1] Q4 earnings: “We are right in the middle of the earnings season. Many companies, including Asian Paint, MRF, PVR, etc., will post earnings next week, which will decide the fates of many sectors,” said Sonam Srivastava, Founder at Wright Research.

2] Inflation & Bond Yields: The RBI has signaled further rise in inflation. Commodity prices are already highly volatile and food prices are rising as well. The bond yields are also rising, signaling trouble for high leveraged businesses with low cash. The direction that Indian inflation and consumer sentiment would take could be a key factor for market next week.

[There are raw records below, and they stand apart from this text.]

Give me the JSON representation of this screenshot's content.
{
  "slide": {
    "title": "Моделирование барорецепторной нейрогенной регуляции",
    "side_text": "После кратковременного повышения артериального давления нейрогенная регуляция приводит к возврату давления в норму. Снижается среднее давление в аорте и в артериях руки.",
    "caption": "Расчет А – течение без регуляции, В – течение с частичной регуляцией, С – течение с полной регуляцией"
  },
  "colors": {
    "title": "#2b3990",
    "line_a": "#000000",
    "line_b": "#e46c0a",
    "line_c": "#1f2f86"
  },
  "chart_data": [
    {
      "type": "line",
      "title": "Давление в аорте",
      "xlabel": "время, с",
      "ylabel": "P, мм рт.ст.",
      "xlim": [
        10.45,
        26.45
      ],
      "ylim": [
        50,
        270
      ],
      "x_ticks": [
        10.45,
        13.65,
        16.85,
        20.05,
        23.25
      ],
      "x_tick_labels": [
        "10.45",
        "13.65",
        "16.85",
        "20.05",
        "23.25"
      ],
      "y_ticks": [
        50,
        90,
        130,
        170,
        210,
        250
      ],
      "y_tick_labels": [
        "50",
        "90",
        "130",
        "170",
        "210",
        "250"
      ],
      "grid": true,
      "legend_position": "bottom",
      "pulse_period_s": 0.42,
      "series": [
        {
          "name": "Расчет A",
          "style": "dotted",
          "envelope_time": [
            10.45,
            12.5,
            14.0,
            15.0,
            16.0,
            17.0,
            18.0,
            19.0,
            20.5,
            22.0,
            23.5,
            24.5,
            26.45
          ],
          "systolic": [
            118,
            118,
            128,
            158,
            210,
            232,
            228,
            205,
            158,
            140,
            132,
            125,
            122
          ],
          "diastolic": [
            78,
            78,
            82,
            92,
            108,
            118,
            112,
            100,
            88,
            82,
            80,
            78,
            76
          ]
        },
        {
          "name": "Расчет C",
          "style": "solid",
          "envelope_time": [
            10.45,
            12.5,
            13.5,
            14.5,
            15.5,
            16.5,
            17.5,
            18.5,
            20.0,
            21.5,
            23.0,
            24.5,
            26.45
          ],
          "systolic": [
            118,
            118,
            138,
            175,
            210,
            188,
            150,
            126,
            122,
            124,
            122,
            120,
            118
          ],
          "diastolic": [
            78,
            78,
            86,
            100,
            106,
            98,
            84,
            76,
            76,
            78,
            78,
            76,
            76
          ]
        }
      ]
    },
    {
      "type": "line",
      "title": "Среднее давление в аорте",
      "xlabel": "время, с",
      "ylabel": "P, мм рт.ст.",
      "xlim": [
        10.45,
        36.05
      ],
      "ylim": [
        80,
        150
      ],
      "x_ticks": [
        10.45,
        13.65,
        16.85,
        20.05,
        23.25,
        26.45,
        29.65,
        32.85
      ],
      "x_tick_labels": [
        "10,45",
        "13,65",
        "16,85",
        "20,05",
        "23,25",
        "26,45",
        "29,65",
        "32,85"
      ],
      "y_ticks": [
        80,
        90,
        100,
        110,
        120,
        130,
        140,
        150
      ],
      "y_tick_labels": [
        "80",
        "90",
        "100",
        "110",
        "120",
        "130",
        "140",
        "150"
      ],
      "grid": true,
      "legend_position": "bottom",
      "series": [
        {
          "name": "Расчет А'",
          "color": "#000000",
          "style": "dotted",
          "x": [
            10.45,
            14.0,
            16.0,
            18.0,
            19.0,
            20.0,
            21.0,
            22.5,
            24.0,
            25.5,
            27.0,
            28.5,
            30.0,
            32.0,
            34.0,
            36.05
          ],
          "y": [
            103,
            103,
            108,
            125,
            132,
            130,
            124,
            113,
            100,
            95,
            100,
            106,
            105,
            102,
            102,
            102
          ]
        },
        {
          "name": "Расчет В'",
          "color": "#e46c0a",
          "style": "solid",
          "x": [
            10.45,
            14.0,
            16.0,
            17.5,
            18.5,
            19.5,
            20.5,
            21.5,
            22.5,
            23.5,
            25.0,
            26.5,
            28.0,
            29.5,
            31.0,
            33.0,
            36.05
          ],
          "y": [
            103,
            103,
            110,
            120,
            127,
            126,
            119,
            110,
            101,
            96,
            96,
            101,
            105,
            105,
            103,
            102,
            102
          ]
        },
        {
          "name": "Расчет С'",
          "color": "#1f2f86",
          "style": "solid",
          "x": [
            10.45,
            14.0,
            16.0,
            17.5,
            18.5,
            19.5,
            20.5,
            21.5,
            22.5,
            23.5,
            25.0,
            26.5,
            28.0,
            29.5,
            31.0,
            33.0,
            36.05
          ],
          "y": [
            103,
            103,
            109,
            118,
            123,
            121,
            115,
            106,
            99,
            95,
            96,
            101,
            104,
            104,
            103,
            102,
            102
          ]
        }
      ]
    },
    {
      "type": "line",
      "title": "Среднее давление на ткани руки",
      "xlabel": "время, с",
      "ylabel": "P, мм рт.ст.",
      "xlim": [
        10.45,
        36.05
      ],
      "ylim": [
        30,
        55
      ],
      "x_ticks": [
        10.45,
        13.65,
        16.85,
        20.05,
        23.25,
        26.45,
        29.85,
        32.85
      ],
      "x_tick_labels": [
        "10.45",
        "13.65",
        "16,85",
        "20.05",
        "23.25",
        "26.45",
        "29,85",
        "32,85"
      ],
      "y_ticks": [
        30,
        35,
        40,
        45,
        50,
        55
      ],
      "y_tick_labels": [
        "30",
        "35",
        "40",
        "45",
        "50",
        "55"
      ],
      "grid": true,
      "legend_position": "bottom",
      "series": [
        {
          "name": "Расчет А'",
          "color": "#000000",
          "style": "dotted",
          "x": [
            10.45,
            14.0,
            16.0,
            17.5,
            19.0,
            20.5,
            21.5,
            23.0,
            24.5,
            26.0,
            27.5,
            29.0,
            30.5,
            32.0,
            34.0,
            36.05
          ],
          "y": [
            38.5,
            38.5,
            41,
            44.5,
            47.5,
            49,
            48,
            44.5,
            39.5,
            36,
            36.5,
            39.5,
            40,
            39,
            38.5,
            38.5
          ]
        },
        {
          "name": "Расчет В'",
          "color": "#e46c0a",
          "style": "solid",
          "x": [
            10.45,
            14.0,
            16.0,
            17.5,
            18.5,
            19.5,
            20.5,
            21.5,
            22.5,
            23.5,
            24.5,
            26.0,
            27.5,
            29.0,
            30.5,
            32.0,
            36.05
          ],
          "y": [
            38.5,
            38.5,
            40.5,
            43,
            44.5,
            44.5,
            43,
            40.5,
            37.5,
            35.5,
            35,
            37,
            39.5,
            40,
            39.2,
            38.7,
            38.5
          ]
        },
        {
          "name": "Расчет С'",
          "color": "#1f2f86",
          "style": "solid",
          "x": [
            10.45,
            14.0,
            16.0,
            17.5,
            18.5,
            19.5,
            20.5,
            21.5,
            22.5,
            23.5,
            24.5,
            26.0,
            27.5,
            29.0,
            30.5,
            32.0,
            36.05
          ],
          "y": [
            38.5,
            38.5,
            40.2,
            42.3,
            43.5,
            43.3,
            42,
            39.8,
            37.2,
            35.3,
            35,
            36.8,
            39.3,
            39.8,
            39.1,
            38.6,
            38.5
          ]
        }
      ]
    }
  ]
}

3] Global Cues: Due to rise in Dollar Index to record 20-year high and demand for dollar to continue in near term, FIIs are expected to remain ‘net sellers.’ So, keeping an eye on the dollar movement would be important. Global sentiment, inflation rates, and bond yields will be essential drivers for the market in the next week. The FED rate hike has sliced the markets lower, and further narrative on how the European and US economies and markets respond will be critical for the sentiment in India and FII flows.

4] FIIs’ trade pattern: “Demand for US dollar is expected to continue and Dollar Index may go up to 105 to 107 levels in near term. If this happens, then FIIs’ may continue to remain on the ‘net sellers’ side putting more pressure on the Indian equity market,” said Anuj Gupta, Vice President — Research at IIFL Securities.

5] Commodity prices: Many market observers expect commodity prices, especially crude oil price, to ease soon after the crazy volatility in the last month in light of the Ukraine crisis. The direction of the commodity prices will decide the future of many sectors in the metals, energy, and consumer sectors.

Disclaimer: The views and recommendations made above are those of individual analysts or broking companies, and not of Mint.